The rate of freezing has a big effect on the finished ice cream because it affects how large the ice crystals can grow. Large crystals can cause the end product to taste watery or icy, with a coarse, rough texture. The secret to great ice cream is to keep the crystals small. ‘There are two types of freezing,’ explains Ruben, ‘dynamic freezing, where the mixture is moved around at about -6˚C, usually in the ice-cream mixer, and static freezing, which is much colder and doesn’t involve any stirring. Ice crystals will grow in the dynamic freezing stage, but not during static freezing. So, you want to get your ice cream out of the machine as quickly as you can and into a cold chest or blast ice cream freezer at about -18˚C.’
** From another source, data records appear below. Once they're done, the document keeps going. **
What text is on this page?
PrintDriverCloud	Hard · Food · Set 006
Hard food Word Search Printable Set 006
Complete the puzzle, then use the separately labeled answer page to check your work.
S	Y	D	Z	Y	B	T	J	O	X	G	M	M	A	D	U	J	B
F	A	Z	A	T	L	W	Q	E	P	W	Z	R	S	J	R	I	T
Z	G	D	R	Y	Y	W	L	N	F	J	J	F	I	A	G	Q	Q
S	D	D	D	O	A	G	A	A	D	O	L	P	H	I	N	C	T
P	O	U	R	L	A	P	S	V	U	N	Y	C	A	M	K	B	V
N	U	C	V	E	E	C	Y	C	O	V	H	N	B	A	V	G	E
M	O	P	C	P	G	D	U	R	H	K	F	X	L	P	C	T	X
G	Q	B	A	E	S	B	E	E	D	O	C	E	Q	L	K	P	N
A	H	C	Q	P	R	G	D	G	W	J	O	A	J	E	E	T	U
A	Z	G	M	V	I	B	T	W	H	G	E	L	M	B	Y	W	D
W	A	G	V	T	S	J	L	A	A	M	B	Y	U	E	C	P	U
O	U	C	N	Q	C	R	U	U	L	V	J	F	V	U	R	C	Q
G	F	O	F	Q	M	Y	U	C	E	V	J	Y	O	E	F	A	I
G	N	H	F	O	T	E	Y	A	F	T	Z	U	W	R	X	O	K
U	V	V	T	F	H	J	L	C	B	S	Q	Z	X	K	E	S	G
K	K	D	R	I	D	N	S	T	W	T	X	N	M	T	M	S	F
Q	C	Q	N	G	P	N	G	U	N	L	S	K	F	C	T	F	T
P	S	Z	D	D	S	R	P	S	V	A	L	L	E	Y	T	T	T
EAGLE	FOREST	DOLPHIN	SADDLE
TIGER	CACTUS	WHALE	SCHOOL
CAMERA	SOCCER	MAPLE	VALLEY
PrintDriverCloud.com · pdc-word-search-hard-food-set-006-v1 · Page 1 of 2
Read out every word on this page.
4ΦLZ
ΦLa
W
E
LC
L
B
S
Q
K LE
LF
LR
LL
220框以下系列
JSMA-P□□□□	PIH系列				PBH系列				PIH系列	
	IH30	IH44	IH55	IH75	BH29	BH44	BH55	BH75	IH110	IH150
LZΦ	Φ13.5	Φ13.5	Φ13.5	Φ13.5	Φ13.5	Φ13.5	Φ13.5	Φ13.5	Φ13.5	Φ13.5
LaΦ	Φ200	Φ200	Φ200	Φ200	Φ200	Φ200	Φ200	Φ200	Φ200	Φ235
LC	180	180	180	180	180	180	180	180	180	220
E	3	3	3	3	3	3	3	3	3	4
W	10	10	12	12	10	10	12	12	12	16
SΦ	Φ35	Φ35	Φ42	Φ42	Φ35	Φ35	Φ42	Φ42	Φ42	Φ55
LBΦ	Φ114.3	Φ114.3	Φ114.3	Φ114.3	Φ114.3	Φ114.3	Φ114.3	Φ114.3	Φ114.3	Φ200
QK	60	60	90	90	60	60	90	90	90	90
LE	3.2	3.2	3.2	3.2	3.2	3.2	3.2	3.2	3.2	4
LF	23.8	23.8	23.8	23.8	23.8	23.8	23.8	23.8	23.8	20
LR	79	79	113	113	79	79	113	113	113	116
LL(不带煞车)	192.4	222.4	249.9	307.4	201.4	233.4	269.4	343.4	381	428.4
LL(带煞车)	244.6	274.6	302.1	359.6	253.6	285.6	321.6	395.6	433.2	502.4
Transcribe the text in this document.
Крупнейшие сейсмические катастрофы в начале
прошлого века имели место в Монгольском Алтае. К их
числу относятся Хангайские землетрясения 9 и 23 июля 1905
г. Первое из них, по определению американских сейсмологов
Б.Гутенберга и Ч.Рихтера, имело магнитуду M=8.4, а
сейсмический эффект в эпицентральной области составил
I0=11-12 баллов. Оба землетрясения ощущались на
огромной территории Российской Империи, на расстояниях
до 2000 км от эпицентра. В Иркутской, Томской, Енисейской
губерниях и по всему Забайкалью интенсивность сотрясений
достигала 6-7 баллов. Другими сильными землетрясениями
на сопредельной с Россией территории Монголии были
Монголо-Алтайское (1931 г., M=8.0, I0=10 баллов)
‘If your freezer takes eight hours to get the mixture down to -18˚C then you are going to have more ice crystals in it than if you achieve that in two or four hours,’ Ruben says.
The walls of an ice-cream maker are pretty cold, about -32˚C with a fridge, but the mixture is moving all the time, so it never reaches this temperature. Of course, colder substances, which you’d usually find in the lab and not the kitchen, have also been tried, such as liquid nitrogen. ‘That’s terrific theatre!’ says Ruben. ‘And it creates an incredibly creamy product. With liquid nitrogen you only need one or two minutes in the ice machine before you can transfer to the deep freeze. The rate of crystal nucleation – the birth of ice crystals – is much faster, so there are more of them, but they are much smaller.’